Bugüne kadar verilmiş olan taahhütlere baktığımızda, işte, Sayın Bakan Yardımcımızın da ortaya koyduğu üçlü mekanizma performansı büyük ölçüde benim açımdan açıkçası tatmin edici bir nokta. Eksiklikleri var mı? Tabii ki var ama onu da işte birtakım zaman süreçleri içerisinde göreceğiz. Ben üç yıl Avrupa Birliği Bakan Yardımcılığı yaptım, Avrupa ülkelerinde bu tür ikili ilişkilerde, ikili mutabakatlarda verilmiş sözler için anayasa değişikliğine gitmek, var olan o kurulu müesses nizam içerisinde yasal değişikliklere, anayasal değişikliklere gitmek kolay süreçler değil, zorlu süreçlerdir; oturmuş bir mekanizmaları var, müesses sistem ve nizamları var. Bu anlamda, bu kadar kısa süre içerisinde İsveç'in bu adımlarını Avrupa Birliği ve Avrupa ülkelerinin kendi değişim ve dönüşüm reform süreçleriyle, onların o dokularıyla kıyasladığımızda, son derece müspet bir sürecin işlediğini görebiliriz.

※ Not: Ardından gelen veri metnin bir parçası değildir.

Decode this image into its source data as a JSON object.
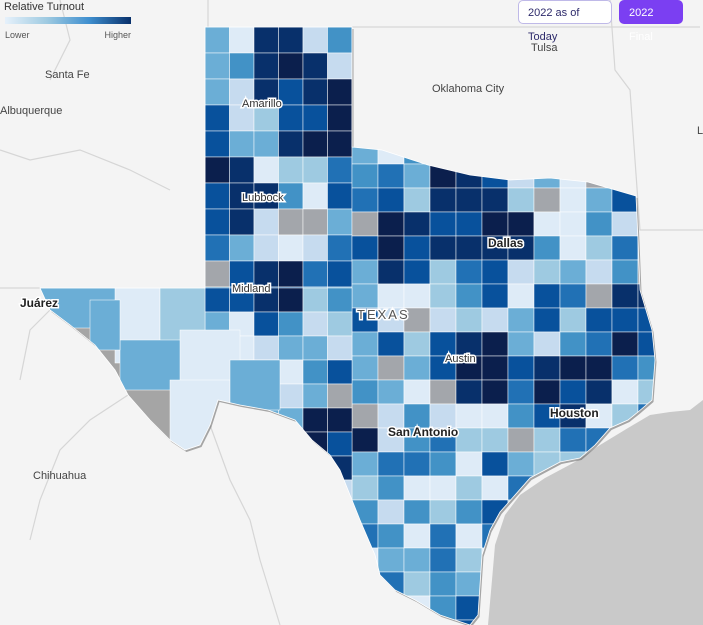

Türkiye'nin tabii ki önemli kaygıları vardı bu süreçle alakalı. İsveç'in NATO üyeliğini de biz hem bölgesel anlamda kendi maruz kaldığımız tehditleri bertaraf etmek, Türkiye'yi hem NATO içerisinde hem Avrupa Birliği içerisinde hem de Amerika Birleşik Devletleri'yle olan ilişkilerimizin ve meydan okumalarımızın karşısında daha da güçlendirmek için bir zemin, bir platform hâline getirdik ve bu süreç de bu strateji de bence son derece pozitif ilerliyor. Çünkü her platforma gittiğimizde NATO üyesi tüm ülkelerin, Avrupa Birliği üyesi tüm ülkelerin İsveç konusundaki Türkiye Büyük Millet Meclisinin ve Dışişleri Komisyonumuzun yaklaşımlarını sormaları bu anlamda hem Türkiye'nin Avrupa Birliği, NATO, Amerika ilişkilerinde ne kadar önemli bir pozisyona oturduğunu da göstermesi açısından önemliydi.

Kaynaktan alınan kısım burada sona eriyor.